In short: Da 5 Bloods (2020)

It’s not difficult to believe that films like this are a bit of a defence mechanism by Netflix against the type of critics that seems more interested in watching movies exclusively in the overpriced hell-holes known as cinemas, proving that they do indeed care for film as an art (not something the same critics usually ask of older multi-national companies).

It’s obviously all good when this gets someone like Spike Lee the money and the space to make the kind of film he wants to make without having to beg for favours from studios. Da 5 Bloods concerns a handful of black Vietnam veterans (Delroy Lindo, Clarke Peters, Norm Lewis, Isiah Whitlock Jr.) returning to he country decades later to find the body of the squad leader they loved (Chadwick Boseman) as well as a bunch of gold, and ending up in a pretty bad shape for it.

It’s a pretty great film to me, splitting the difference between a leisurely on-foot kind of road movie and a jungle action film in a way only a director with decades of experience like Lee would dare, and on the way talking about the complicated relationships between these characters, black Americans and their country, black Americans and the Vietnamese and black Americans and war in an appropriately complicated manner that usually doesn’t go for the quick, easy answer while always keeping its eye on injustice and what comes from it. Also making an appearance are the bizarre thing about the French Americans of all political colour seem to have, ironic versions of war movie greatest hits (including a brilliantly funny moment with Wagner’s “Ritt der Walküren”), and a handful of great performances – with Lindo being particularly brilliant – that feel like gifts from the cast to a director going out of his way to leave them space to breathe and work.

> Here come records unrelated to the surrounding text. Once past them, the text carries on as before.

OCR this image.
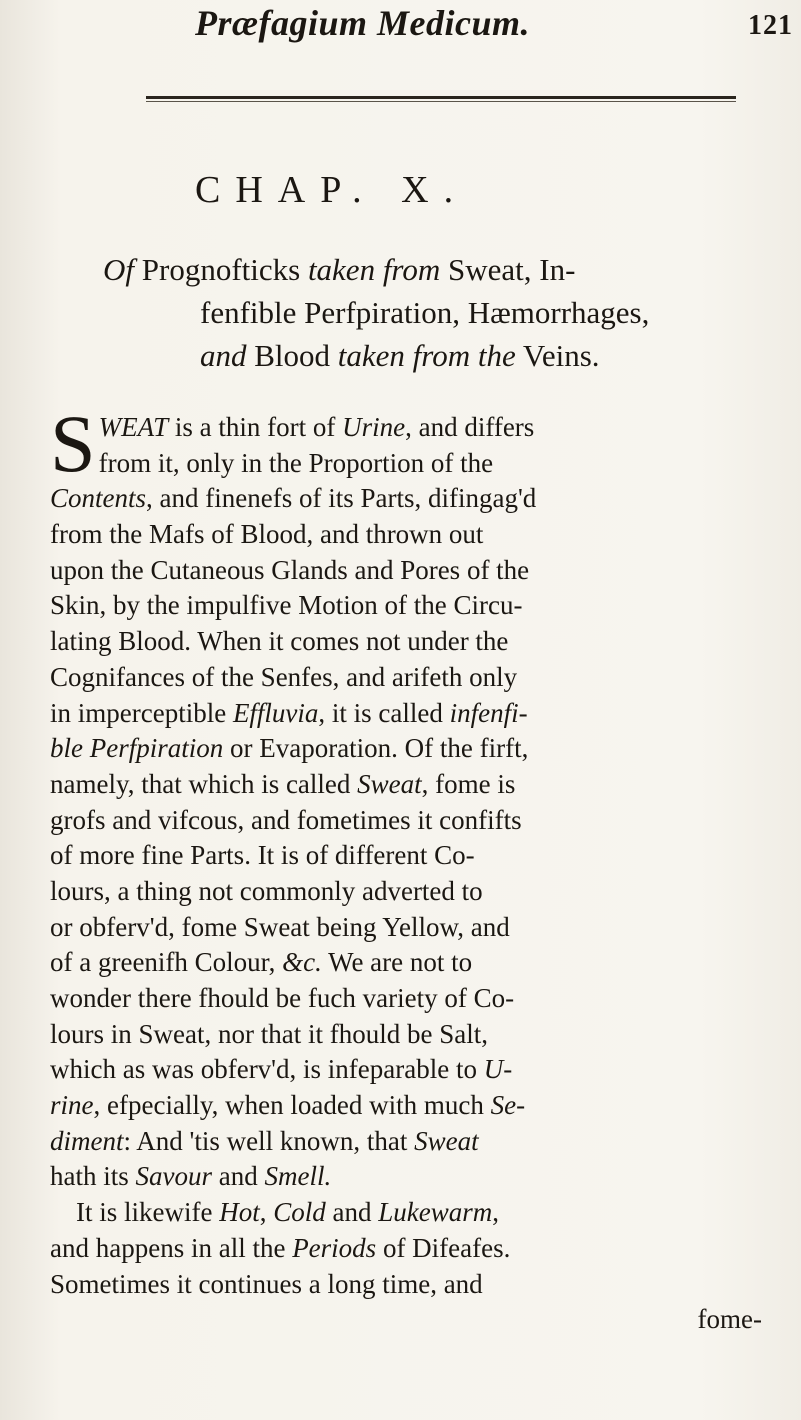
Præfagium Medicum.	121
CHAP. X.
Of Prognofticks taken from Sweat, In-
fenfible Perfpiration, Hæmorrhages,
and Blood taken from the Veins.
S WEAT is a thin fort of Urine, and differs
from it, only in the Proportion of the
Contents, and finenefs of its Parts, difingag'd
from the Mafs of Blood, and thrown out
upon the Cutaneous Glands and Pores of the
Skin, by the impulfive Motion of the Circu-
lating Blood. When it comes not under the
Cognifances of the Senfes, and arifeth only
in imperceptible Effluvia, it is called infenfi-
ble Perfpiration or Evaporation. Of the firft,
namely, that which is called Sweat, fome is
grofs and vifcous, and fometimes it confifts
of more fine Parts. It is of different Co-
lours, a thing not commonly adverted to
or obferv'd, fome Sweat being Yellow, and
of a greenifh Colour, &c. We are not to
wonder there fhould be fuch variety of Co-
lours in Sweat, nor that it fhould be Salt,
which as was obferv'd, is infeparable to U-
rine, efpecially, when loaded with much Se-
diment: And 'tis well known, that Sweat
hath its Savour and Smell.
It is likewife Hot, Cold and Lukewarm,
and happens in all the Periods of Difeafes.
Sometimes it continues a long time, and
fome-
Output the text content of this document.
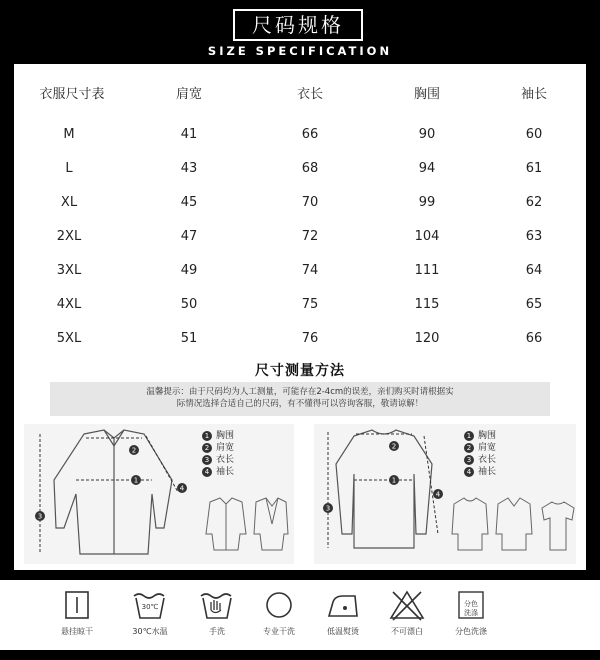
尺码规格
SIZE SPECIFICATION
衣服尺寸表	肩宽	衣长	胸围	袖长
M	41	66	90	60
L	43	68	94	61
XL	45	70	99	62
2XL	47	72	104	63
3XL	49	74	111	64
4XL	50	75	115	65
5XL	51	76	120	66
尺寸测量方法
温馨提示：由于尺码均为人工测量，可能存在2-4cm的误差，亲们购买时请根据实
际情况选择合适自己的尺码，有不懂得可以咨询客服，敬请谅解！
1
2
3
4
1 胸围
2 肩宽
3 衣长
4 袖长
1
2
3
4
1 胸围
2 肩宽
3 衣长
4 袖长
悬挂晾干
30℃
30℃水温	手洗	专业干洗	低温熨烫	不可漂白
分色
洗涤
分色洗涤
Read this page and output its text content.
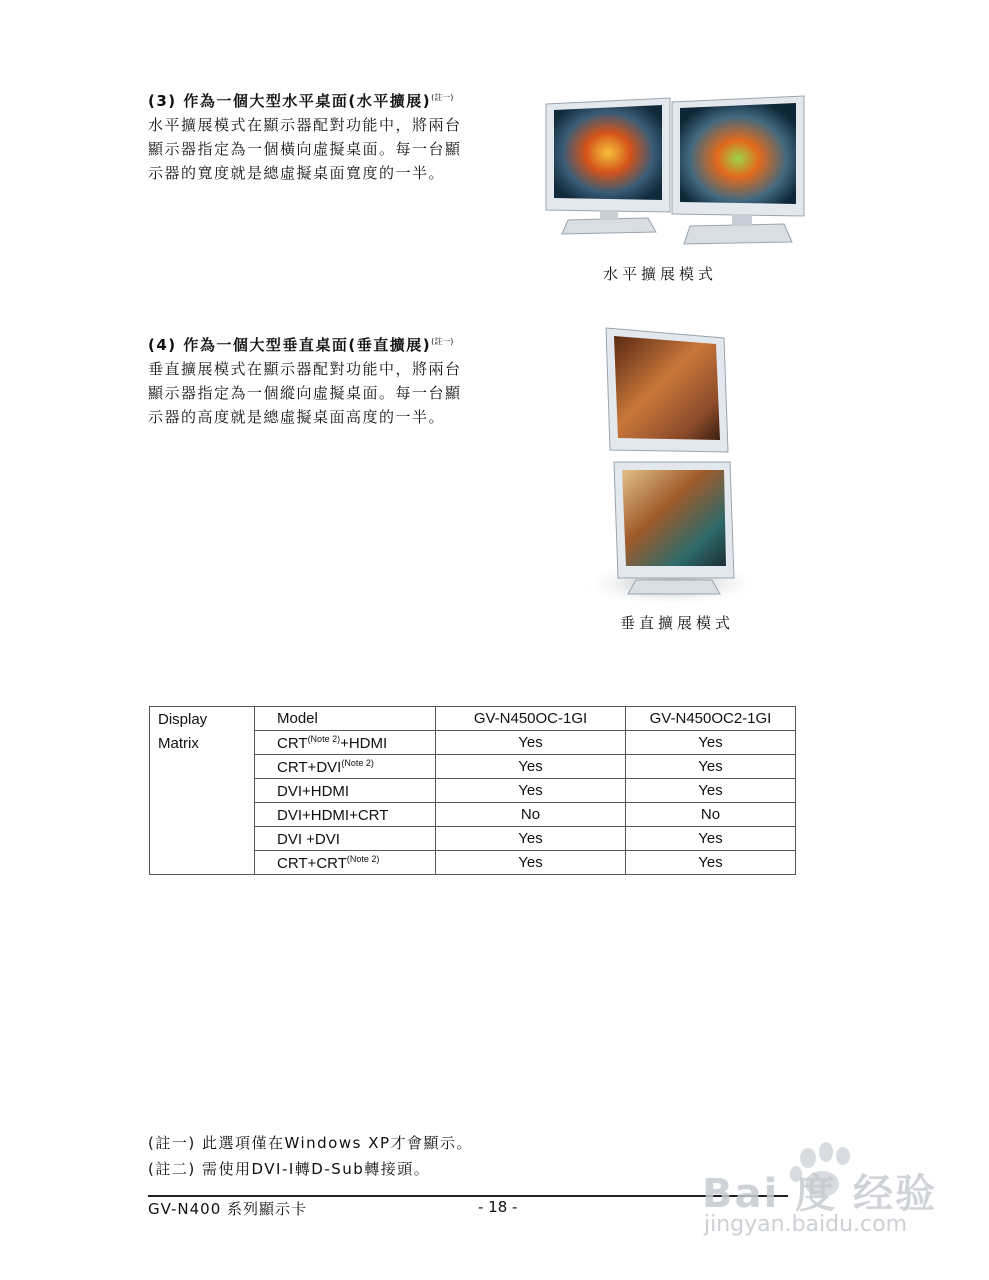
(3) 作為一個大型水平桌面(水平擴展)$^{(註一)}$
水平擴展模式在顯示器配對功能中，將兩台
顯示器指定為一個橫向虛擬桌面。每一台顯
示器的寬度就是總虛擬桌面寬度的一半。
水平擴展模式
(4) 作為一個大型垂直桌面(垂直擴展)$^{(註一)}$
垂直擴展模式在顯示器配對功能中，將兩台
顯示器指定為一個縱向虛擬桌面。每一台顯
示器的高度就是總虛擬桌面高度的一半。
垂直擴展模式
Display
Matrix	Model	GV-N450OC-1GI	GV-N450OC2-1GI
	$CRT^{(Note 2)}+HDMI$	Yes	Yes
	$CRT+DVI^{(Note 2)}$	Yes	Yes
	DVI+HDMI	Yes	Yes
	DVI+HDMI+CRT	No	No
	DVI +DVI	Yes	Yes
	$CRT+CRT^{(Note 2)}$	Yes	Yes
(註一) 此選項僅在Windows XP才會顯示。
(註二) 需使用DVI-I轉D-Sub轉接頭。
GV-N400 系列顯示卡	- 18 -	Bai 度 经验
jingyan.baidu.com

Apart from these performances, I’m particularly fond of how Lee’s more eccentric directorial decisions here – like not de-aging his cast in the flashbacks in any way – lead to the most clear-eyed and revelatory moments, daring to be strange when that’s what this particular story needs. And for a guy with my tastes, it’s certainly nice to see Johnny Nguyen in a larger role here, and Danny Bilson (a failed videogame executive to some, the screenwriter of some of my favourite Empire Pictures films to me) as a co-writer.